Modern Dinosaurs is a six-part series to be broadcast on The Discovery Channel in 2018 and later on Prime Television. It examines how New Zealand’s unique geographical isolation has led it to become “a storehouse for discontinued zoological species.”
It will show a global audience some of New Zealand’s bizarre animal species, geological wonders that have created some of the most amazing scenery on Earth, and forests where you can literally travel back in time to meet living dinosaurs.
“These are animals unique to New Zealand, such as tuatara, whose ancestors walked the earth with dinosaurs,” said producer Polly Fryer of Auckland-based Making Movies.
New Zealand once boasted the world’s largest bird. It’s still home to the world’s oldest reptile and rarest dolphin. The giant weta is the world’s heaviest insect, fist-sized carnivorous snails eat giant worms, and the forest floor is home to a giant parrot so heavy it can’t even fly. And in our snow-capped mountains, carnivorous parrots feed on the kidneys of live sheep.
“Many of us who live here forget that our islands are home to bizarre and unique creatures that leave much of the rest of the world spell-bound,” Ms Fryer said.

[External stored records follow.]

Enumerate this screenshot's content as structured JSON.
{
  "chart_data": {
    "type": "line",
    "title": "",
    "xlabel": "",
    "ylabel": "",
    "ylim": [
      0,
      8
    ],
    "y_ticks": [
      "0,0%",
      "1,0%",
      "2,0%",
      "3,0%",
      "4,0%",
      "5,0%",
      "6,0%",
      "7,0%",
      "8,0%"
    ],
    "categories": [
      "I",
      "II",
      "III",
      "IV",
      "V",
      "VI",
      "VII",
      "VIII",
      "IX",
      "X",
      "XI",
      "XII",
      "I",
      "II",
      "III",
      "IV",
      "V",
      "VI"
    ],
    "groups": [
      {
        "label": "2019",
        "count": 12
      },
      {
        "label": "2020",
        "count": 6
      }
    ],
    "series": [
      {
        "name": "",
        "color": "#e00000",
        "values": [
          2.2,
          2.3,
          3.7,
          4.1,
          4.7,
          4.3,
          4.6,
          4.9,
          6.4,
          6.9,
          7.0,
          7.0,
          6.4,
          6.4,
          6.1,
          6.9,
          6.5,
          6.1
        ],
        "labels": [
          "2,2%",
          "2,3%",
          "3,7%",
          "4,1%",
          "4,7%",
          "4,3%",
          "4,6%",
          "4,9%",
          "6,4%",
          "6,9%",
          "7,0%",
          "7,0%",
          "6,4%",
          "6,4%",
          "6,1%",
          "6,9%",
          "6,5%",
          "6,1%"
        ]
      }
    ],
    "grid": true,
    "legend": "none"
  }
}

The Forest Lifeforce Restoration Trust’s property at Maungataniwha is where the first dinosaur fossils to be discovered in New Zealand were found by renowned palaeontologist Joan Wiffen. It continues to reveal a trove of fossilised riches; in June 2014 walkers stumbled across the fossil of an unusually large ammonite, a squid-like animal that lived in the sea during the time of the dinosaurs. And in March 2015 the fossilised jaw of a mosasaur was found there.
So Maungataniwha was a natural filming spot for Modern Dinosaurs, which also explores New Zealand’s extraordinary fossil record found among some of the world’s most breathtaking landscapes.
“If any one place is the epicentre of New Zealand palaeontology, Maungataniwha is probably it,” Ms Fryer said.
The Making Movies film crew were shown around Maungataniwha by Forest Lifeforce Restoration Trust forestry manager Pete Shaw who has discovered some of the more recent fossil records on the property.
“The crew were looking at the story of how, for a long time, scientists didn’t believe dinosaurs had roamed our landscape,” Mr Shaw said. “Joan certainly put them right on that score and the team were tracing her footprints across the streambeds and hillsides of inland Hawke’s Bay.”